Uma segunda avaliação, igualmente assustadora, aparece em texto editorial do "Expresso": "Não estamos nem sequer perto de um equilíbrio orçamental, de uma economia que cresça de forma continuada ou de um país com uma demografia equilibrada", diz.
Completa: "Ainda temos um desemprego inaceitável, níveis de pobreza muito elevados, natalidade perigosamente baixa e demasiados desafios nas políticas públicas, da saúde à educação, passando pela mais discutida segurança social".
Mais um dado assustador: a economia sofreu um retrocesso de imponentes 6,5% de 2010 a 2014, quando se iniciou uma ainda tímida recuperação.
Pior: nem os indicadores econômicos que se pretendia sanear mostram-se saudáveis.
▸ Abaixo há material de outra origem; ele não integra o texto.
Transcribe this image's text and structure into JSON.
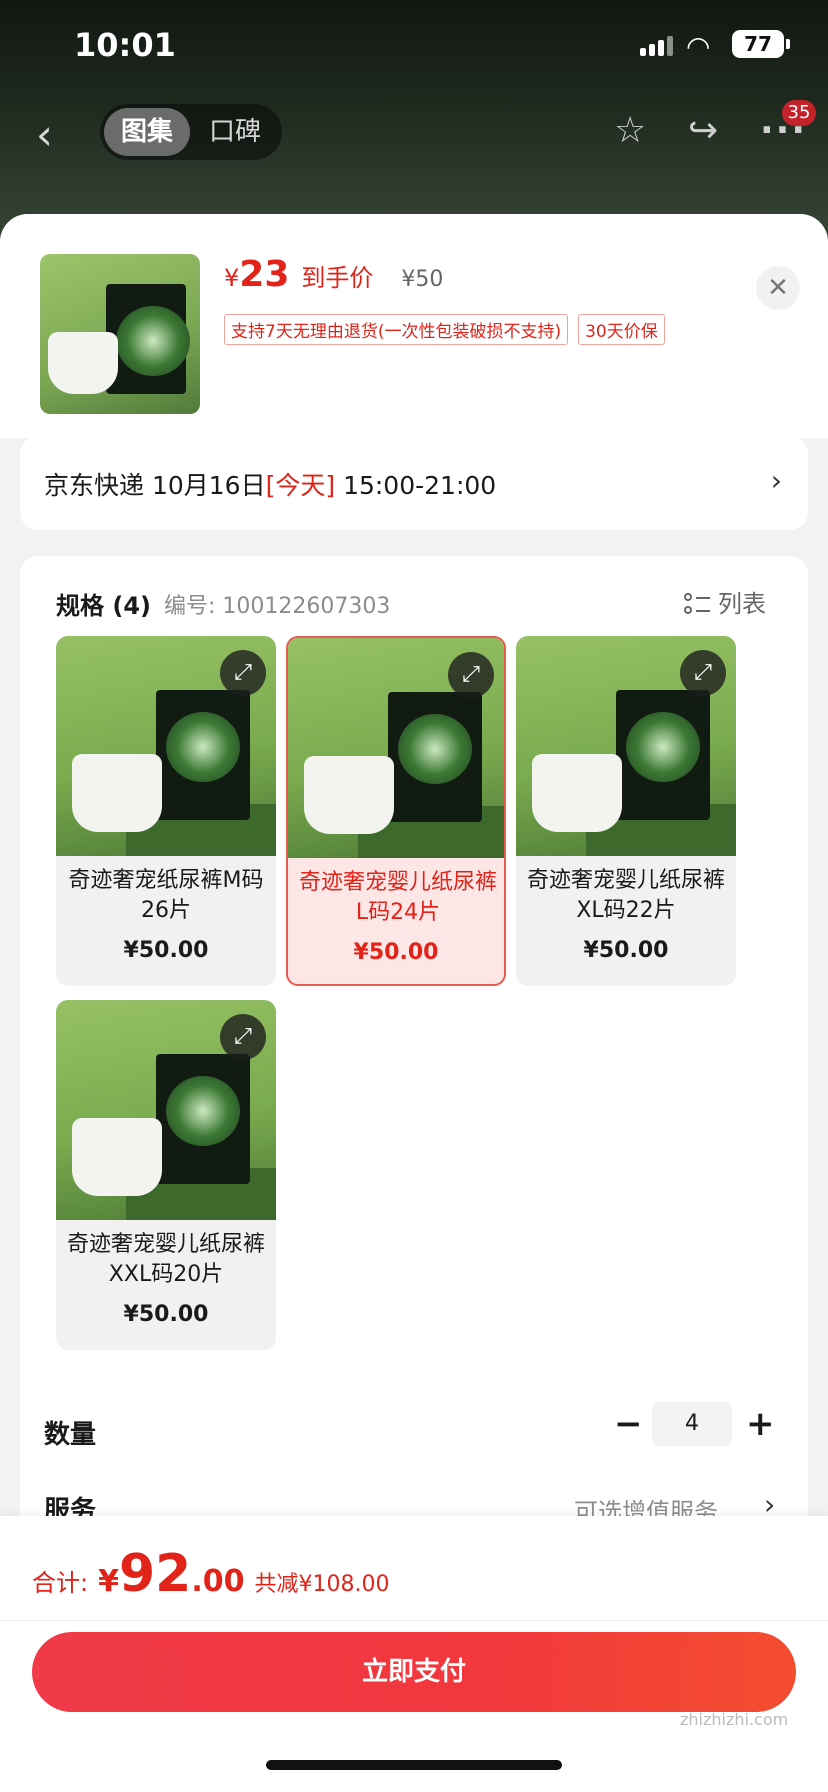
{
  "status": {
    "time": "10:01",
    "battery": "77"
  },
  "nav": {
    "tabs": [
      "图集",
      "口碑"
    ],
    "badge": "35"
  },
  "product": {
    "price_yen": "¥",
    "price_value": "23",
    "price_label": "到手价",
    "original_price": "¥50",
    "tags": [
      "支持7天无理由退货(一次性包装破损不支持)",
      "30天价保"
    ]
  },
  "delivery": {
    "carrier": "京东快递",
    "date": "10月16日",
    "today": "[今天]",
    "window": "15:00-21:00"
  },
  "spec": {
    "title": "规格 (4)",
    "code_label": "编号: 100122607303",
    "list_label": "列表",
    "options": [
      {
        "name": "奇迹奢宠纸尿裤M码26片",
        "price": "¥50.00"
      },
      {
        "name": "奇迹奢宠婴儿纸尿裤L码24片",
        "price": "¥50.00"
      },
      {
        "name": "奇迹奢宠婴儿纸尿裤XL码22片",
        "price": "¥50.00"
      },
      {
        "name": "奇迹奢宠婴儿纸尿裤XXL码20片",
        "price": "¥50.00"
      }
    ],
    "selected_index": 1
  },
  "quantity": {
    "label": "数量",
    "value": "4"
  },
  "service": {
    "label": "服务",
    "value": "可选增值服务"
  },
  "total": {
    "label": "合计:",
    "yen": "¥",
    "int": "92",
    "dec": ".00",
    "saving": "共减¥108.00"
  },
  "pay_button": "立即支付",
  "watermark": "zhizhizhi.com"
}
O deficit público era de 4,7%, ao terminar o primeiro semestre, 50% acima do nível tolerado pelas regras europeias (3%). E a dívida subiu de 111% do PIB em 2011 para 129% em 2014.
Diante de tantos problemas, o natural seria a derrota do governo, comandado pelo conservador Pedro Passos Coelho, do PSD (Partido Social-Democrata).
Mas a coligação do PSD com o também conservador CDS (Centro Democrático e Social) está à frente nas pesquisas, embora longe da maioria absoluta.
Fácil de explicar: a alternativa a Passos Coelho, que implementou a maior parte do ajuste, seria o Partido Socialista, justamente o que, então no governo, pediu a intervenção dos credores, quando era liderado por José Sócrates.
Ainda por cima, Sócrates está preso, à espera de julgamento, acusado de corrupção -o que resvala obviamente no candidato socialista António Costa, que foi ministro e aliado próximo do acusado.
Para tornar o ato de votar menos atraente, há suspeitas sobre o socorro que o premiê Passos Coelho deu ao Banco Espírito Santo, lustrosa grife financeira, na altura de € 4,9 bilhões (R$ 21 bilhões).
Como não surgiram partidos alternativos, ao contrário da Grécia, Passos Coelho chega ao voto como favorito, mas a esquerda (PS mais Bloco de Esquerda mais Partido Comunista) pode ter a maioria dos votos. Essa insólita e inédita coligação é a preferida pelos portugueses, diz a pesquisa do "Público".